The failure of people’s transformative visions to extend past the convention space was explored in 1985 by Ghanaian writer Ayi Kwei Armah. In an essay called “The Festival Syndrome,” Armah referred to festivals such as 1977’s Second World Black and African Festival of Arts and Culture in Lagos as “wasteful demonstrations of intellectual bankruptcy.” He suggested a better use of available resources would be to directly address famine and poverty in Africa because only from a place of material stability would culture be equipped to grow. “Culture is a process, not an event,” Armah emphasized, “not a haphazard scattering of spastic shows.” The present-day use of festivals as a soft-power tool is geared toward the entertainment of outsiders; it presents a facade of progressiveness that belies the true material conditions of local Ghanaians. Without a direct commitment to use revenues from these initiatives to invest in the nation, we end up with a further bastardization of Pan-Africanism’s original goals, no matter how well-intentioned all parties involved may be.

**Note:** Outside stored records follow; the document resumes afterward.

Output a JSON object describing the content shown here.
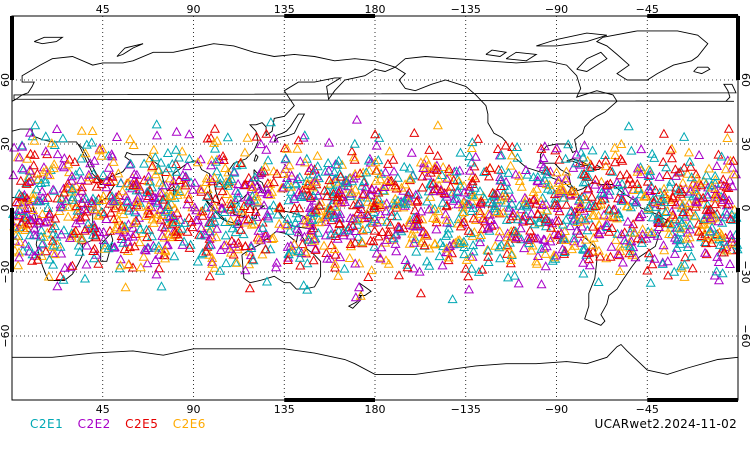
{
  "map": {
    "projection": "equirectangular",
    "lon_range": [
      0,
      360
    ],
    "lat_range": [
      -90,
      90
    ],
    "top_lon_labels": [
      "45",
      "90",
      "135",
      "180",
      "−135",
      "−90",
      "−45"
    ],
    "bottom_lon_labels": [
      "45",
      "90",
      "135",
      "180",
      "−135",
      "−90",
      "−45"
    ],
    "lon_label_values": [
      45,
      90,
      135,
      180,
      225,
      270,
      315
    ],
    "left_lat_labels": [
      "60",
      "30",
      "0",
      "−30",
      "−60"
    ],
    "right_lat_labels": [
      "60",
      "30",
      "0",
      "−30",
      "−60"
    ],
    "lat_label_values": [
      60,
      30,
      0,
      -30,
      -60
    ],
    "gridlines": "dotted",
    "coastline_color": "#000000"
  },
  "legend": {
    "items": [
      {
        "label": "C2E1",
        "color": "#00a8b4"
      },
      {
        "label": "C2E2",
        "color": "#a800c8"
      },
      {
        "label": "C2E5",
        "color": "#e60000"
      },
      {
        "label": "C2E6",
        "color": "#ffaa00"
      }
    ]
  },
  "stamp": "UCARwet2.2024-11-02",
  "observations": {
    "marker": "open-triangle",
    "lat_extent": [
      -45,
      45
    ],
    "lon_extent": [
      0,
      360
    ]
  }
}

For now, Black Americans’ legitimate desire to reconcile with the traumas of history and find leisure and joy on the shores of Labadi Beach is exploited to sell Ghana as a real-life Wakanda, a place where they can find a mythical safety from the horrors of racism while taking part in the cultural production that has been booming from the continent in recent years. Meanwhile, residents grow resentful over the continued use of arts, culture, and history to mask their daily struggles, a resentment that is augmented by longstanding local class conflicts that have been neglected by the Akufo-Addo administration. It is unfair to blame individual actors for problems that elected officials should address for their constituents, but it doesn’t help to jet in and out without seeing the real conditions in the country, either. Acknowledging all of the stakeholders in Ghana’s tourism industry could allow for a more mindful approach to cultural exchange and reduce the discord that occurs when diaspora travelers find joy in a space that is providing locals distress.

Black people throughout the diaspora have every right to seek a return to Africa; they don’t deserve to be turned into shields for administrative neglect. It is only in advocating for each other and actively seeking the best means to support Ghanaian self-determination, and the working class’s best interests, that festivals can sustainably thrive outside of the farcical soft-power construct developed by the government and serve as a meaningful platform for cultural engagement. Absent that retooling, they are merely an escapist charade.